5. Train Every Employee
Everyone who processes a handgun sale needs to understand the five-day window, the reporting trigger, and the filing procedure. Post the workflow at the counter. Include it in new-hire training.
E4473's digital platform automatically flags when a buyer's handgun purchase triggers the five-business-day reporting threshold. No manual tracking, no missed reports. The system cross-references buyer data across all transactions and alerts your staff before the transfer is completed. Schedule a demo →
Record Keeping Requirements
You must retain a copy of every Form 3310.4 you file. The ATF does not specify a separate retention period for 3310.4 — the standard practice is to retain them alongside your 4473 records for the 20-year retention period (per 27 CFR 478.129) or until you discontinue business.
Organize your retained copies so they're cross-referenced to the corresponding 4473s. An IOI shouldn't have to ask you to find the 3310.4 that goes with a set of transactions — it should be immediately apparent.
Frequently Asked Questions
Does a 3310.4 replace the 4473?
No. Each firearm transfer still requires its own Form 4473 and NICS check. The 3310.4 is an additional reporting requirement on top of those.
What if the customer buys a handgun and a rifle in the same transaction?
Rifles don't count toward the handgun threshold (unless you're in a border state and the rifle meets the Demand Letter 3 criteria). One handgun plus one rifle does not trigger a 3310.4.
What if I sell two handguns to the same buyer exactly five business days apart?
Day 1 through Day 5 is within the window.
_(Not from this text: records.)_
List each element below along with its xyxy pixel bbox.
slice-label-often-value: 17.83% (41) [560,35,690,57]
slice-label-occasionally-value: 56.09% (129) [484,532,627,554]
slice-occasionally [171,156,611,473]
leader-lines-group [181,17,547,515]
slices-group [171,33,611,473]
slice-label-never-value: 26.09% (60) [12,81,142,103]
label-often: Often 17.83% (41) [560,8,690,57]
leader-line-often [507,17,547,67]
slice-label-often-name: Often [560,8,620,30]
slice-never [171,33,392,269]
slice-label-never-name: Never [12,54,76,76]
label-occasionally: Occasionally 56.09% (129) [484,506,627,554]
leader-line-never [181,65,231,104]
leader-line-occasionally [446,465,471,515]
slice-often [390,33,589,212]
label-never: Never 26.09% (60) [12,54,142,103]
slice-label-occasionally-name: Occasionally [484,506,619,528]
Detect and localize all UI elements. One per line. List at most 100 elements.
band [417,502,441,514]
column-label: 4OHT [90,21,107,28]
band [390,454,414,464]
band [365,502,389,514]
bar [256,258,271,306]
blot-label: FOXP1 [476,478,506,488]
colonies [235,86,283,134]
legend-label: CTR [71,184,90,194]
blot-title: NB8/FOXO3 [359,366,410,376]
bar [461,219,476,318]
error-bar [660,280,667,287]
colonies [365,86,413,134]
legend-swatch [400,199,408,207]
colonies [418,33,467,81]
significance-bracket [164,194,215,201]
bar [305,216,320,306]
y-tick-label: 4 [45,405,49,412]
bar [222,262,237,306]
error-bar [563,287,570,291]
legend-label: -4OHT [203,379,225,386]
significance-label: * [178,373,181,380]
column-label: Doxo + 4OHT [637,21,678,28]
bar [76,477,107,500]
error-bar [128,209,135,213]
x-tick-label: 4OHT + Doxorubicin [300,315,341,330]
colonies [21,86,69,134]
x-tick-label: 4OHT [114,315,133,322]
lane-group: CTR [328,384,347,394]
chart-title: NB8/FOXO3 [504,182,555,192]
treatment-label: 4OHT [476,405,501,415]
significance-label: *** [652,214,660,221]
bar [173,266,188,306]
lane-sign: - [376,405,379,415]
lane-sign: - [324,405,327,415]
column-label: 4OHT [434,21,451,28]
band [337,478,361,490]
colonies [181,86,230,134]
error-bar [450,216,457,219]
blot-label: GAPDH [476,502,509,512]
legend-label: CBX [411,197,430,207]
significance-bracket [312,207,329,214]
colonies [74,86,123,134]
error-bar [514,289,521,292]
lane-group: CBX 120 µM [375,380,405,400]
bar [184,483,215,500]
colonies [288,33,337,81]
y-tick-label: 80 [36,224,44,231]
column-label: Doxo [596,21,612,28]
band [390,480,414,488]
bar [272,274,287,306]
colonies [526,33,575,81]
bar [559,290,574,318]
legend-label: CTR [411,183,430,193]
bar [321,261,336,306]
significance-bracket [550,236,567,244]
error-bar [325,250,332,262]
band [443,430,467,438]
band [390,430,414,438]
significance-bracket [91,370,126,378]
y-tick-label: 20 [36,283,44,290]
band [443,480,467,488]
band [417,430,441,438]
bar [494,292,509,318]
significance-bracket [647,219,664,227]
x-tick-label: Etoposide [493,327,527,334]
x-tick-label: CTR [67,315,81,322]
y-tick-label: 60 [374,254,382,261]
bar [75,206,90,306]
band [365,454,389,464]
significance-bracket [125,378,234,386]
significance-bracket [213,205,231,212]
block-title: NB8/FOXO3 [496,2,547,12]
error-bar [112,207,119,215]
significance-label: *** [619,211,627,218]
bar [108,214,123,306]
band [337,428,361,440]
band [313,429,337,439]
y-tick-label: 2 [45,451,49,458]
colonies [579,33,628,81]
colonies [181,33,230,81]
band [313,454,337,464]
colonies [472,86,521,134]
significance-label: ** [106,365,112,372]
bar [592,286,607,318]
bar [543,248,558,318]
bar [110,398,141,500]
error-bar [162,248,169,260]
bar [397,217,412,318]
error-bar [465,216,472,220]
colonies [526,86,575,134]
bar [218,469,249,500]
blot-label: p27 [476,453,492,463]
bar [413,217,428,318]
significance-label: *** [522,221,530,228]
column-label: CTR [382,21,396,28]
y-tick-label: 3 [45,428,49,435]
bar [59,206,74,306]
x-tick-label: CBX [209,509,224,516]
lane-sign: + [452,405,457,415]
If both transactions fall within that range, the report is required.
Does the buyer know a report is being filed?
There is no federal requirement to notify the buyer that a 3310.4 is being filed. Some FFLs inform customers as a courtesy; others do not. It's your call.
Can I file the 3310.4 electronically?
The ATF accepts electronic submissions through certain channels. Check with your local ATF office for current submission methods. The CLEO copy may still need to be mailed or delivered.
What about private party transfers through my FFL?
If you facilitate a private party transfer and the recipient receives two or more handguns within five business days — even from different sellers — the reporting requirement applies because you are the transferring FFL on record.